Egg-based production changes the flu virus in other important ways, too. In a separate study published on October 23 in PLOS Pathogens, a team of researchers—including Hensley—showed vaccine virus strains grown in chicken eggs also acquire a mutation that alters the structure of the same region important for human antibody binding. Basically, “in acquiring that mutation, the vaccine looks like a triangle, but the viruses that are circulating look like a circle,” Hensley says. “So if you mount responses against the triangle, they’re not going to bind very well to the circle.” Hensley and his team reported this egg-induced mutation, which was present in the 2016–17 U.S. seasonal flu vaccine, decreases the ability of certain antibodies to attach to and destroy the flu virus—by a whopping three orders of magnitude.
These egg-based changes bode ill for the real world. A 2014 study used epidemiological data to show egg-based mutations are associated with low vaccine effectiveness in human populations. The vaccine used during the 2012–13 flu season in Canada did not work very well, despite the fact that the circulating flu viruses had not seemingly changed much after the vaccine strains had been chosen. Upon investigating further, Danuta Skowronski, the lead epidemiologist for flu and emerging pathogens at the British Columbia Centers for Disease Control, and her colleagues reported in PLOS One that the egg-production process had induced three mutations at immunologically important sites in the vaccine virus strain and that these mutations were linked with low vaccine protection.
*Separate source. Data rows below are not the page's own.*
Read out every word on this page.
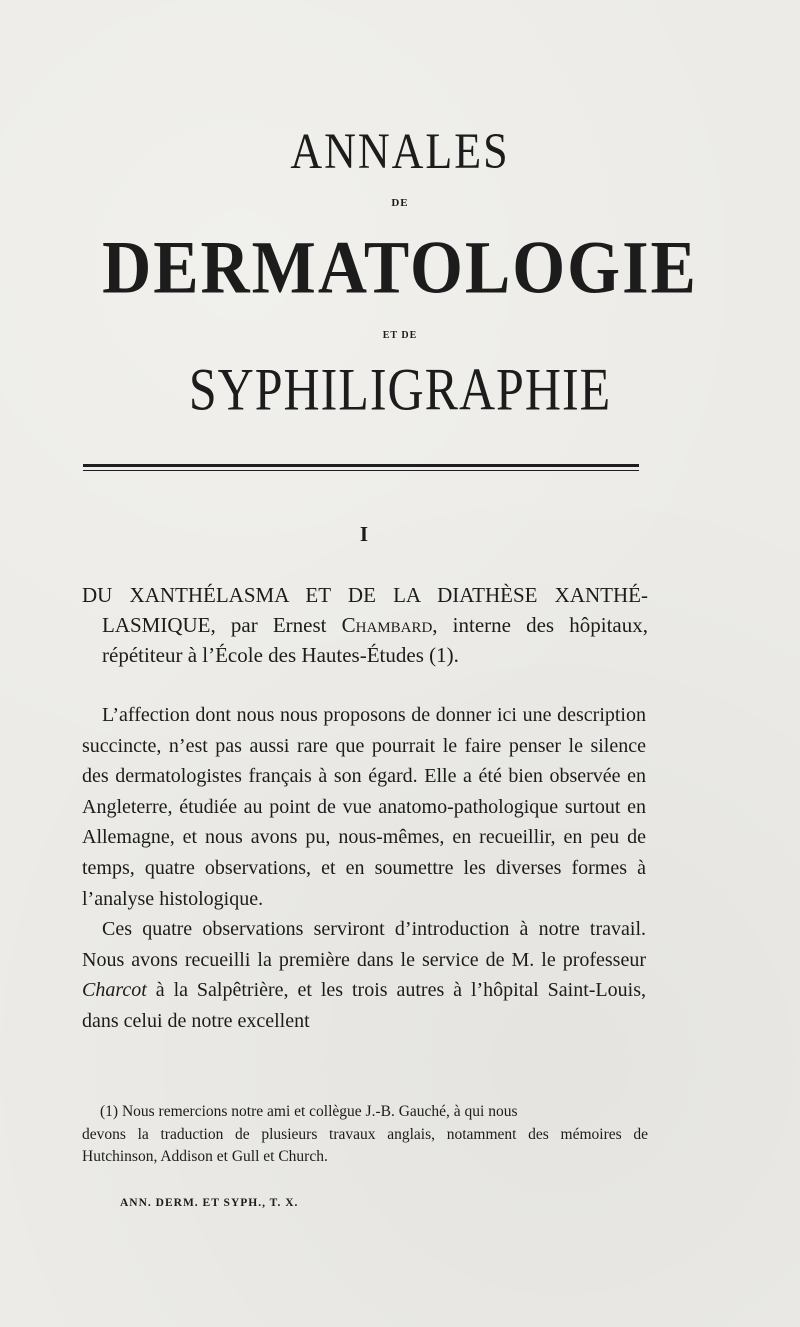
ANNALES
DE
DERMATOLOGIE
ET DE
SYPHILIGRAPHIE
I
DU XANTHÉLASMA ET DE LA DIATHÈSE XANTHÉ-
LASMIQUE, par Ernest Chambard, interne des hôpitaux,
répétiteur à l’École des Hautes-Études (1).

L’affection dont nous nous proposons de donner ici une description succincte, n’est pas aussi rare que pourrait le faire penser le silence des dermatologistes français à son égard. Elle a été bien observée en Angleterre, étudiée au point de vue anatomo-pathologique surtout en Allemagne, et nous avons pu, nous-mêmes, en recueillir, en peu de temps, quatre observations, et en soumettre les diverses formes à l’analyse histologique.

Ces quatre observations serviront d’introduction à notre travail. Nous avons recueilli la première dans le service de M. le professeur Charcot à la Salpêtrière, et les trois autres à l’hôpital Saint-Louis, dans celui de notre excellent

(1) Nous remercions notre ami et collègue J.-B. Gauché, à qui nous
devons la traduction de plusieurs travaux anglais, notamment des mémoires de Hutchinson, Addison et Gull et Church.
ANN. DERM. ET SYPH., T. X.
Recent data from the U.S. Centers for Disease Control and Prevention suggest this season’s vaccine may suffer from similar problems. Since May 21, 2017, the agency has analyzed H3N2 viruses that have circulated in the U.S. and internationally. Only 33 percent of these viruses were neutralized by antibodies from ferrets vaccinated with egg-grown strains, whereas 97 percent of viruses were inhibited by antibodies from ferrets inoculated with a non–egg-grown vaccine. A recent study from Australia, which is just finishing its flu season and used the vaccine strains that the U.S. is now using, suggests the H3N2 component of this season’s vaccine is only 10 percent effective. This futility is not surprising since this egg-grown vaccine still contains the two mutations described in the new papers.
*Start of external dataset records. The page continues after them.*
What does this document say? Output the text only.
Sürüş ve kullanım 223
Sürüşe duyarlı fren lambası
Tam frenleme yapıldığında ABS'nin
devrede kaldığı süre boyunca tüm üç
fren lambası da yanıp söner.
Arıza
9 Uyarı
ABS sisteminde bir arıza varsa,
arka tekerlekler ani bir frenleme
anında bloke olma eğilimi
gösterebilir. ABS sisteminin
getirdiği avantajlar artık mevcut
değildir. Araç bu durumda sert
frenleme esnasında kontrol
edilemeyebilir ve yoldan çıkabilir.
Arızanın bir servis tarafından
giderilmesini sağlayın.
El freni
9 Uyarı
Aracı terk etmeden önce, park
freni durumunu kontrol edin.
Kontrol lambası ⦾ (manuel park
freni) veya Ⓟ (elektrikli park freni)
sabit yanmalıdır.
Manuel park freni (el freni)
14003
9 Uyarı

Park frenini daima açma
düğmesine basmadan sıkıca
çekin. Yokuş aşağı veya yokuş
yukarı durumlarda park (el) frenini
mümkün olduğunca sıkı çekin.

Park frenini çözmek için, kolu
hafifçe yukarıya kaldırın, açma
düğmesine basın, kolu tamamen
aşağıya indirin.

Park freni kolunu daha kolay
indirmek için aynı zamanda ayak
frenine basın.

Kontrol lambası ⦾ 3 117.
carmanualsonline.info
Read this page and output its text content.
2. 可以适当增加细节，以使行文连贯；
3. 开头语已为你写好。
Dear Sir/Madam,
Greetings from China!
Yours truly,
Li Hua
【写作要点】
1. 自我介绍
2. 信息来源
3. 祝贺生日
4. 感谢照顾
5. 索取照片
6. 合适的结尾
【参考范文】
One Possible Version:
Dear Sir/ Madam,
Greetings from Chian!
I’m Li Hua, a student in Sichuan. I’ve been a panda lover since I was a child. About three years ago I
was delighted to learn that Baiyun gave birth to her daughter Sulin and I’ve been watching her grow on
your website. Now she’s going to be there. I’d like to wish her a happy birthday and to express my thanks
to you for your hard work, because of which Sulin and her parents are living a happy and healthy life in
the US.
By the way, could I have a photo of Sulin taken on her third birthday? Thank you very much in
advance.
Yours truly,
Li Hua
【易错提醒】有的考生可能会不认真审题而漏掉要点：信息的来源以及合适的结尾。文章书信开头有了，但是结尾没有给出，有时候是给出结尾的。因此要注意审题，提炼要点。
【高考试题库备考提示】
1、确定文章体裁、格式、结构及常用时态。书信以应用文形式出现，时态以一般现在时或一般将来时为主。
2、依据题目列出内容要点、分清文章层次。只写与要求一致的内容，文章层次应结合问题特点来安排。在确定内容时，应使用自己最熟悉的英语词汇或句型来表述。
But although abandoning egg-based vaccines is the obvious fix, that move is not going to be easy, Hensley says. “There’s a great amount of infrastructure that exists in producing these vaccines in eggs because that’s how it’s always been done,” he points out. It may take years, if not decades, to shift the majority of flu vaccine production out of chicken eggs and into other bio-factories like cells. In the meantime the CDC is working to improve the process. It is using next-generation genetic sequencing to study egg-induced mutations in the hopes of identifying some that improve rather than reduce vaccine effectiveness. Then the agency will select for these viral strains and use them for future vaccines.
Hensley emphasizes that even though the current vaccine does have limitations, people should still get annual flu shots. The vaccine lowers infection risk--it works very well against influenza B--and may also minimize the risk of severe infection. And vaccinated individuals also protect vulnerable people such as those with immune conditions and severe allergies who cannot get vaccinated. The goal of these new studies is not to pooh-pooh the flu vaccine; they are “just trying to make things better,” Hensley says. Scientists have to acknowledge there’s room for improvement in order to make progress.
Editor's note: The first paragraph has been clarified on Nov. 6, 2017 to compare low protection rates to a 43 percent figure.